Baseline FVC and DLCO were strongly associated with survival. A threshold of 70% predicted FVC and 77% predicted DLCO appeared to maximally discriminate among patients by survival. However, nearly equivalent thresholds appeared for both FVC and DLCO (about 80% and 65% predicted, respectively). Our results are consistent with prior studies. Among patients with SSc, regardless of the presence of ILD, FVC thresholds of 80%⁵ and 70%^2,3 have been identified as poor prognostic markers^3,5. Our observation, based on standardized log-rank statistic plots, that an FVC of 80% may represent a nearly equivalent discriminative threshold (compared with 70%) is intriguing. Perhaps clinicians should take note of even mildly reduced FVC values, in that even a small reduction from expected baseline lung function may be an important finding to be carefully considered in patient management.

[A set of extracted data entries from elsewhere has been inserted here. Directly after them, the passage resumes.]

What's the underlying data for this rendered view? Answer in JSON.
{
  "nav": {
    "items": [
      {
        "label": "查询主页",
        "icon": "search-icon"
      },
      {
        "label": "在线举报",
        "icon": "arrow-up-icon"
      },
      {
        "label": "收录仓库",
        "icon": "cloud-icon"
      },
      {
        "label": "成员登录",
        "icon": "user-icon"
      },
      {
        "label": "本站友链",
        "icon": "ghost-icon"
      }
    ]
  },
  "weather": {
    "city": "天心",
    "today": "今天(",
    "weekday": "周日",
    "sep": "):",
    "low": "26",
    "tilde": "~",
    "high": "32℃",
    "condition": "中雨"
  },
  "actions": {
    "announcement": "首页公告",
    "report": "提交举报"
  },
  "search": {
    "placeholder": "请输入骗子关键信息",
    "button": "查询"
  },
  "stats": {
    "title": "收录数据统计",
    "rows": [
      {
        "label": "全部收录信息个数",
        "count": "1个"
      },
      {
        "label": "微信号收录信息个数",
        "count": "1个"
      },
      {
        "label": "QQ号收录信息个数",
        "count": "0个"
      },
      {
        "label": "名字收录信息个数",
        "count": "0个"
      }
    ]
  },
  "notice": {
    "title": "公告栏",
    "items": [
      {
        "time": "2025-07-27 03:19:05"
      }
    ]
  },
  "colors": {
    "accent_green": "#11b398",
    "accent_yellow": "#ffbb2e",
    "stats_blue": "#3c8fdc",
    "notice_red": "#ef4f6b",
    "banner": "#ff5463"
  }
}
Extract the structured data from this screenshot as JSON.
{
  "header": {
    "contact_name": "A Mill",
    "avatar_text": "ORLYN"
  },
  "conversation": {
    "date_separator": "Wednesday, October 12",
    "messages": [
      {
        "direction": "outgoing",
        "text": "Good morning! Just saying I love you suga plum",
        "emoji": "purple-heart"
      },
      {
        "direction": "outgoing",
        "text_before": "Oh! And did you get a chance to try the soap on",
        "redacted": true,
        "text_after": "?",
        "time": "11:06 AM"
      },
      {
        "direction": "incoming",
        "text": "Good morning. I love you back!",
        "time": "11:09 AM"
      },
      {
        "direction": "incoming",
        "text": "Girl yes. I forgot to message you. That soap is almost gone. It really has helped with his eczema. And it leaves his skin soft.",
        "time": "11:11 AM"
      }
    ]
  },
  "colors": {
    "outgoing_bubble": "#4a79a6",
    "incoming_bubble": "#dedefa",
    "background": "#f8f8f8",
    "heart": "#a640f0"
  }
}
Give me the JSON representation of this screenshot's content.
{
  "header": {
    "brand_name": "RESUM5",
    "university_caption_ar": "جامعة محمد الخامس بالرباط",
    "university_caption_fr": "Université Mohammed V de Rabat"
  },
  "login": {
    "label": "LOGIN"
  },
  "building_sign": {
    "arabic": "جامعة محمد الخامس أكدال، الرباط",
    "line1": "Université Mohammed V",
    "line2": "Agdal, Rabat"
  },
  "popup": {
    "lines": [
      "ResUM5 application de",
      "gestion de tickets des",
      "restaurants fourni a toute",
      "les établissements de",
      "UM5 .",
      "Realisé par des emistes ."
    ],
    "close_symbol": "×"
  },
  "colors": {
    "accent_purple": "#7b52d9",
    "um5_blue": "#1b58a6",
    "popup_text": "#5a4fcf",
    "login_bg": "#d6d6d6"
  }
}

We estimated that a DLCO < 77% appeared to be most discriminative regarding mortality in our cohort. This high value should be interpreted with caution, in that we identified a fairly similar threshold at a much lower initial DLCO of about 65% predicted. DLCO thresholds of ≤ 60%⁵ and ≤ 70%⁶ have been previously identified in studies including patients with SSc regardless of the presence of ILD. Surprisingly, pulmonary hypertension did not persist as a statistically significant predictor in our multivariate model, perhaps because of our definition (right ventricular systolic pressure > 35 mmHg, and/or right ventricular dilatation or dysfunction on echocardiogram), which was not ideal, but selected based on data availability. Alternatively, perhaps DLCO, a marker of both interstitial and pulmonary vascular disease, outperformed pulmonary hypertension as a risk factor. Despite limitations in our study (retrospective design, limitations of available data including pulmonary hypertension definition, and drug treatment over time), our results support the idea that FVC and DLCO are strong and consistent predictors of survival in SSc-ILD. There is uncertainty around optimal thresholds, but perhaps even small reductions from “normal” PFT values are important predictors in patients with SSc-ILD.